On 27/05/22 17:05, Tianchen Ding wrote:
The main idea of wakelist is to avoid cache bouncing. However,
commit 518cd6234178 ("sched: Only queue remote wakeups when
crossing cache boundaries") disabled queuing tasks on wakelist when
the cpus share llc. This is because, at that time, the scheduler must
send IPIs to do ttwu_queue_wakelist. Nowadays, ttwu_queue_wakelist also
supports TIF_POLLING, so this is not a problem now when the wakee cpu is
in idle polling.
[...]
Our patch has improvement on schbench, hackbench
and Pipe-based Context Switching of unixbench
when there exists idle cpus,
and no obvious regression on other tests of unixbench.

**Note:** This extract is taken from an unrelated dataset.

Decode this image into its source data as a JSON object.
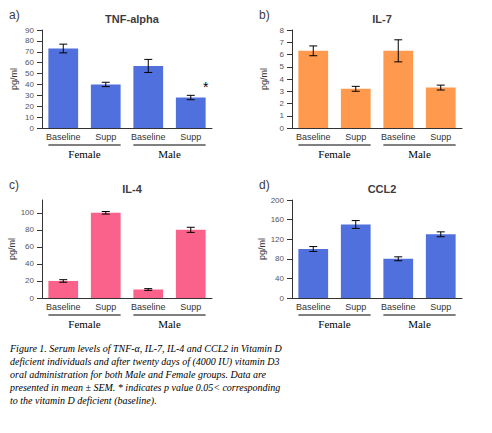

This can help improve rt in scenes where wakeup happens frequently.
Signed-off-by: Tianchen Ding <dtcccc@xxxxxxxxxxxxxxxxx>
This feels a bit like a generalization of
2ebb17717550 ("sched/core: Offload wakee task activation if it the wakee is descheduling")
Given rq->curr is updated before prev->on_cpu is cleared, the waker
executing ttwu_queue_cond() can observe:
p->on_rq=0
p->on_cpu=1
rq->curr=swapper/x (aka idle task)
So your addition of available_idle_cpu() in ttwu_queue_cond() (sort of)
matches that when invoked via:
if (smp_load_acquire(&p->on_cpu) &&
ttwu_queue_wakelist(p, task_cpu(p), wake_flags | WF_ON_CPU))
goto unlock;
but it also affects
ttwu_queue(p, cpu, wake_flags);
at the tail end of try_to_wake_up().
With all that in mind, I'm curious whether your patch is functionaly close
to the below.
---
diff --git a/kernel/sched/core.c b/kernel/sched/core.c
index 66c4e5922fe1..ffd43264722a 100644
--- a/kernel/sched/core.c
+++ b/kernel/sched/core.c
@@ -3836,7 +3836,7 @@ static inline bool ttwu_queue_cond(int cpu, int wake_flags)
* the soon-to-be-idle CPU as the current CPU is likely busy.
* nr_running is checked to avoid unnecessary task stacking.
*/
- if ((wake_flags & WF_ON_CPU) && cpu_rq(cpu)->nr_running <= 1)
+ if (cpu_rq(cpu)->nr_running <= 1)
return true;
return false;